An Update from the Shire
All of this—the rewritten notes, the AI collaboration, the human-in-the-lead approach—reminds me of a student I wrote about back in May 2024. He was my earliest proof that the cyborg model works.
In that two-part post, I shared the story of my student “John,” who learned to use generative AI as a genuine learning partner on his calculus assignments. John even presented this work with me at MathFest 2024.
Now a senior, John applied to several top master’s programs in AI: Columbia, Boston College, University of Chicago, Cornell, and Carnegie Mellon. To his excitement and mine, he got into every one. This fall, he’ll join the Cornell Business program in New York City.
I’m excited to see this young hobbit leave the Shire and take his skills to the big city.
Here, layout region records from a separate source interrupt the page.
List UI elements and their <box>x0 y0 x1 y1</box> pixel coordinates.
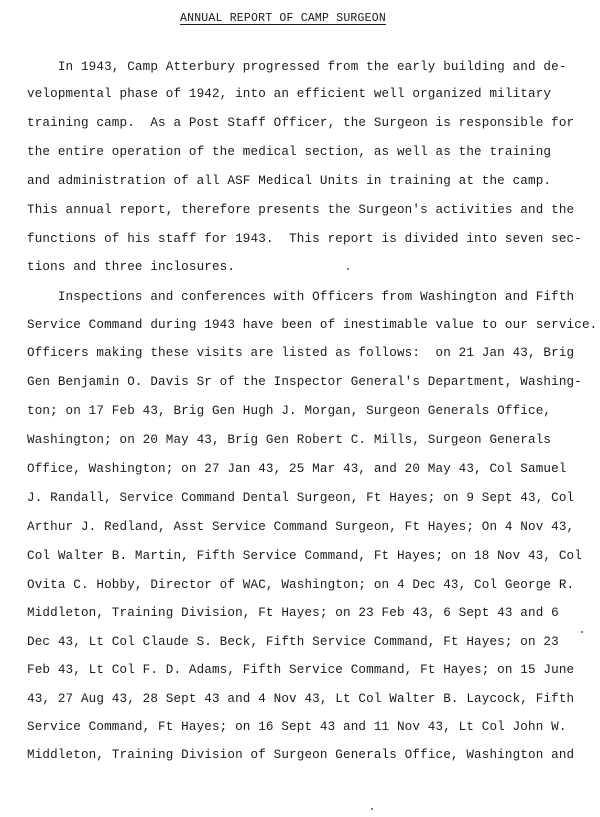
text-line: and administration of all ASF Medical Un… <box>27 174 551 188</box>
text-line: Service Command during 1943 have been of… <box>27 318 597 332</box>
text-line: J. Randall, Service Command Dental Surge… <box>27 491 574 505</box>
text-line: Service Command, Ft Hayes; on 16 Sept 43… <box>27 720 567 734</box>
text-line: ton; on 17 Feb 43, Brig Gen Hugh J. Morg… <box>27 404 551 418</box>
text-line: Arthur J. Redland, Asst Service Command … <box>27 520 574 534</box>
text-line: Col Walter B. Martin, Fifth Service Comm… <box>27 549 582 563</box>
scan-speck <box>347 268 349 270</box>
text-line: 43, 27 Aug 43, 28 Sept 43 and 4 Nov 43, … <box>27 692 574 706</box>
text-line: functions of his staff for 1943. This re… <box>27 232 582 246</box>
text-line: Washington; on 20 May 43, Brig Gen Rober… <box>27 433 551 447</box>
text-line: Gen Benjamin O. Davis Sr of the Inspecto… <box>27 375 582 389</box>
document-page: ANNUAL REPORT OF CAMP SURGEON In 1943, C… <box>0 0 600 817</box>
text-line: training camp. As a Post Staff Officer, … <box>27 116 574 130</box>
text-line: In 1943, Camp Atterbury progressed from … <box>27 60 567 74</box>
text-line: tions and three inclosures. <box>27 260 235 274</box>
scan-speck <box>371 808 373 810</box>
text-line: Dec 43, Lt Col Claude S. Beck, Fifth Ser… <box>27 635 559 649</box>
text-line: Middleton, Training Division of Surgeon … <box>27 748 574 762</box>
text-line: This annual report, therefore presents t… <box>27 203 574 217</box>
text-line: Feb 43, Lt Col F. D. Adams, Fifth Servic… <box>27 663 574 677</box>
document-title: ANNUAL REPORT OF CAMP SURGEON <box>180 12 386 25</box>
text-line: Inspections and conferences with Officer… <box>27 290 574 304</box>
text-line: Middleton, Training Division, Ft Hayes; … <box>27 606 559 620</box>
text-line: Ovita C. Hobby, Director of WAC, Washing… <box>27 578 574 592</box>
text-line: Office, Washington; on 27 Jan 43, 25 Mar… <box>27 462 567 476</box>
text-line: the entire operation of the medical sect… <box>27 145 551 159</box>
scan-speck <box>581 631 583 633</box>
text-line: Officers making these visits are listed … <box>27 346 574 360</box>
text-line: velopmental phase of 1942, into an effic… <box>27 87 551 101</box>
Perhaps I should leave a few blank pages at the end of this column for him to fill in his own chapter when he’s ready. After all, that’s what Frodo did for Sam.
AI Disclosure: This piece was written in partnership with Claude, which helped me organize the structure, edit for clarity, and identify gaps. The ideas and experiences are mine.
Lew Ludwig is a professor of mathematics and the Director of the Center for Learning and Teaching at Denison University. An active member of the MAA, he recently served on the project team for the MAA Instructional Practices Guide and was the creator and senior editor of the MAA’s former Teaching Tidbits blog.